Tomas Mulcahy gave Cork a badly needed boost when he scored their second goal of the match nine minutes into the second-half.
Not long afterwards the game took another decisive fork in the road when Galway’s Martin Naughton raced through on goal but his fiercely struck shot hit Cork goalkeeper Ger Cunningham in the face.
Another Cork goal from Mark Foley gave them further momentum, and then the match was effectively decided in the space of 90 seconds when John Fitzgibbon struck for his fifth and sixth goals of the championship campaign.
He’d also set up Hennessy for the first goal of the day, and Hennessy returned the favour for the fifth and final one that effectively sealed Cork’s victory.
“I remember Tomas Mul slipping a ball to me and I ran in and passed it to John Fitz,” says Hennessy. “It wasn’t one of the best passes, but he still stuck it.
“He was one of the best when it came to ground strokes like that.
“He wouldn’t wear a helmet because he was into Christy Ring, big-time. He was a Glen (Rovers) man and before every match he’d play for Cork he would visit Christy’s statue or he’d visit his grave.
“And because Christy Ring never wore a helmet he wouldn’t wear one either. John got his skull fractured once, but still that didn’t persuade him to wear the helmet.
“He was a gas man altogether. I remember someone saying to him at half-time in the dressing-room once, “John, would you ever pass me that ball?”
“He says, 'I’ll tell you now, I don’t pass the ball to inferior players. So I don’t pass the ball'. He was gas!”
The 1990 All-Ireland Final triumph remains one of the satisfying in the extensive canon of great Cork hurling victories.

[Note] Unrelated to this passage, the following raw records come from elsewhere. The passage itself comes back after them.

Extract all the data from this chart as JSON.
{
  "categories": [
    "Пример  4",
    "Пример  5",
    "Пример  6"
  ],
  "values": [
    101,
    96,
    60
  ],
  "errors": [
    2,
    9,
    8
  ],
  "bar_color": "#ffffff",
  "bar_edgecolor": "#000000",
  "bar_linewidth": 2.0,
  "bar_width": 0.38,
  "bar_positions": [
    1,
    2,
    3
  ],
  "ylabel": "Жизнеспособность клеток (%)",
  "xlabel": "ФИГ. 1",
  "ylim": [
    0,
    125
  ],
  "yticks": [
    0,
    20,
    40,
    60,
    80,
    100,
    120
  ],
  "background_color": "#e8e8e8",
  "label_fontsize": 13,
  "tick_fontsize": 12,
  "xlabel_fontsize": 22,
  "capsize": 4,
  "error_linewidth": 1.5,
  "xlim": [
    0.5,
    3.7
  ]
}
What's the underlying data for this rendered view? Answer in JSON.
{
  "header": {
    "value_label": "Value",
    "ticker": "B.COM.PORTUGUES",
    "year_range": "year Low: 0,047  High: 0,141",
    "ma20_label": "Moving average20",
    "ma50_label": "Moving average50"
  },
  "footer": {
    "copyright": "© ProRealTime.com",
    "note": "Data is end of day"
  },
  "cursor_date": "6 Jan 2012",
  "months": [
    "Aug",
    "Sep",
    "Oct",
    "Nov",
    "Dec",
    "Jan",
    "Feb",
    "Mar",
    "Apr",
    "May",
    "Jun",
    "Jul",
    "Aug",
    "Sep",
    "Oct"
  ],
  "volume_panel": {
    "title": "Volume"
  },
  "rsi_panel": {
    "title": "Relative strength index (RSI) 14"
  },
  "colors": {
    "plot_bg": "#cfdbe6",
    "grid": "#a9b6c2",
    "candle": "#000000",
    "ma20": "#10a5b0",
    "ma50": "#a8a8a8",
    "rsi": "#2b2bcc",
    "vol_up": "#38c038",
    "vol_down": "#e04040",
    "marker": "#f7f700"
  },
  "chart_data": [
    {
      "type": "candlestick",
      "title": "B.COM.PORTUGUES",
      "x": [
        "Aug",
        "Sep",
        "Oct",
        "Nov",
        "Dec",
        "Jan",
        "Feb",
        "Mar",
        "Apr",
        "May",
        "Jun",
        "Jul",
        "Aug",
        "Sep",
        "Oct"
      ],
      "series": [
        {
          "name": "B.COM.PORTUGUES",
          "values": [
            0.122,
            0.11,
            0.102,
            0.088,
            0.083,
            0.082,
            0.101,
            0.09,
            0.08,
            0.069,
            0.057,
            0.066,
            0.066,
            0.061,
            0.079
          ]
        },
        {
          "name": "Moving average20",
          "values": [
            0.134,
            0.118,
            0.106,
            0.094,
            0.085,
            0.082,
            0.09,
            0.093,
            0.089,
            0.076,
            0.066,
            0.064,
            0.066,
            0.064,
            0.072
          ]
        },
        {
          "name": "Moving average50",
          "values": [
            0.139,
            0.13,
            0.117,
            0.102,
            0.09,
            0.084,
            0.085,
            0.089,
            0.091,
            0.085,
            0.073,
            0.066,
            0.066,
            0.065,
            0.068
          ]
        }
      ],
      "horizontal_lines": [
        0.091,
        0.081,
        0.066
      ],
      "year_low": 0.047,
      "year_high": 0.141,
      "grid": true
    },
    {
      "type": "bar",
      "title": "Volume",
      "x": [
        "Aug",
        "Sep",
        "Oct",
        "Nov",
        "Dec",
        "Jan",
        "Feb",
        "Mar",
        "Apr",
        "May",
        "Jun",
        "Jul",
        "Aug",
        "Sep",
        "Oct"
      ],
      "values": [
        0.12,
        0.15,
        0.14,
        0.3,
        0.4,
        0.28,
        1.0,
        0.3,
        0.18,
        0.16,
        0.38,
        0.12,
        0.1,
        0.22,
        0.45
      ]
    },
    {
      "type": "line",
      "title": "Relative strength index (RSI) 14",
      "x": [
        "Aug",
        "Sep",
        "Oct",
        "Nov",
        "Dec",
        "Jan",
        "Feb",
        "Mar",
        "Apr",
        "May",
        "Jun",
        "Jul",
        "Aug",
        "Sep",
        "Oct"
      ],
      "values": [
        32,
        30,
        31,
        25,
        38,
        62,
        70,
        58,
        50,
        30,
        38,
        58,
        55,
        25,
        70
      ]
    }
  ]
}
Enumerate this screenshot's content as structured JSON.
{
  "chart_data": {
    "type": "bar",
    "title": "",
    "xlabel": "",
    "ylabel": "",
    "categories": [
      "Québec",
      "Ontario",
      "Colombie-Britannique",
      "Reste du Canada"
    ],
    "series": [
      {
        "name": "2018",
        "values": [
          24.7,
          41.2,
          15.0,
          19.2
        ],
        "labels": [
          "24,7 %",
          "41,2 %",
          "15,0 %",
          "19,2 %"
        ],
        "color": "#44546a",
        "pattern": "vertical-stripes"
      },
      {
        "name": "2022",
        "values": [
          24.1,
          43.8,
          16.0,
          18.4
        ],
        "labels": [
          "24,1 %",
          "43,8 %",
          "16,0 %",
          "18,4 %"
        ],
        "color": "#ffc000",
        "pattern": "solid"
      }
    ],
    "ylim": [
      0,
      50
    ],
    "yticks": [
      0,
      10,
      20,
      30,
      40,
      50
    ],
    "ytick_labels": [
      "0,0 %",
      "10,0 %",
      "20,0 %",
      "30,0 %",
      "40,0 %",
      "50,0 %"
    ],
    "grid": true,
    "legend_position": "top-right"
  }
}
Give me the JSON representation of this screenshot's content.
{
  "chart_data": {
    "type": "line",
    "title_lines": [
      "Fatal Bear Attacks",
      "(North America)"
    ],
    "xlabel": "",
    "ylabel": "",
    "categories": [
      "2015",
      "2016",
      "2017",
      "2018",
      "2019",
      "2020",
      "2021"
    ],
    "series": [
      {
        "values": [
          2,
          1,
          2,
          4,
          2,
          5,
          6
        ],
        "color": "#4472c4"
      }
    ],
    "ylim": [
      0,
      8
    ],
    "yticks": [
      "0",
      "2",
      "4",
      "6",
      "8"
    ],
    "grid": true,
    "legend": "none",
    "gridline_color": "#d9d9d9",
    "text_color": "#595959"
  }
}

Not just because it was a fairly unexpected one, but because they won it with the sort of style and panache that has always been the calling card of successful Cork hurling teams.
"It was a great one to win," says O'Gorman. "Back then it was often won that way, out of the blue. The traditional counties could produce a team from nowhere and win one.
"It was a very warm day and the match was over like a flash. It was just non-stop the whole time.
"I hardly knew what the score was during the match because you were just so involved in the game you'd hardly know what was happening.
"You just kept the head down and kept going, but I'd say it was an entertaining match for the people watching."
Scorers for Cork: John Fitzgibbon 2-1, Kevin Hennessy 1-4, Tomas Mulcahy 1-2, Mark Foley 1-1 Teddy McCarthy 0-3, Tony O’Sullivan 0-2, Kieran McGuckin 0-1, Ger Fitzgerald 0-1
Scorers for Galway: Joe Cooney 1-7, Noel Lane 0-4, Brendan Lynskey 1-0, Martin Naughton 0-4, Eanna Ryan 0-2, Tony Keady 0-1, Michael McGrath 0-1, Michael Coleman 0-1, Anthony Cunningham 0-1.
CORK: Ger Cunningham; John Considine, Denis Walsh, Seán O'Gorman; Seanie McCarthy, Jim Cashman, Kieran McGuckin; Brendan O'Sullivan, Teddy McCarthy; Ger Fitzgerald, Mark Foley, Tony O'Sullivan; Tomás Mulcahy, Kevin Hennessy, John Fitzgibbon. Subs: David Quirke for McGuckin, Cathal Casey for Brendan O'Sullivan.
GALWAY: John Commins; Dermot Fahy, Seán Treacy, Ollie Kilkenny; Pete Finnerty, Tony Keady, Gerry McInerney; Michael Coleman, Pat Malone; Anthony Cunningham, Joe Cooney, Martin Naughton; Michael McGrath, Noel Lane, Eanna Ryan. Subs: Tom Monaghan for Malone; Brendan Lynskey for Cunningham.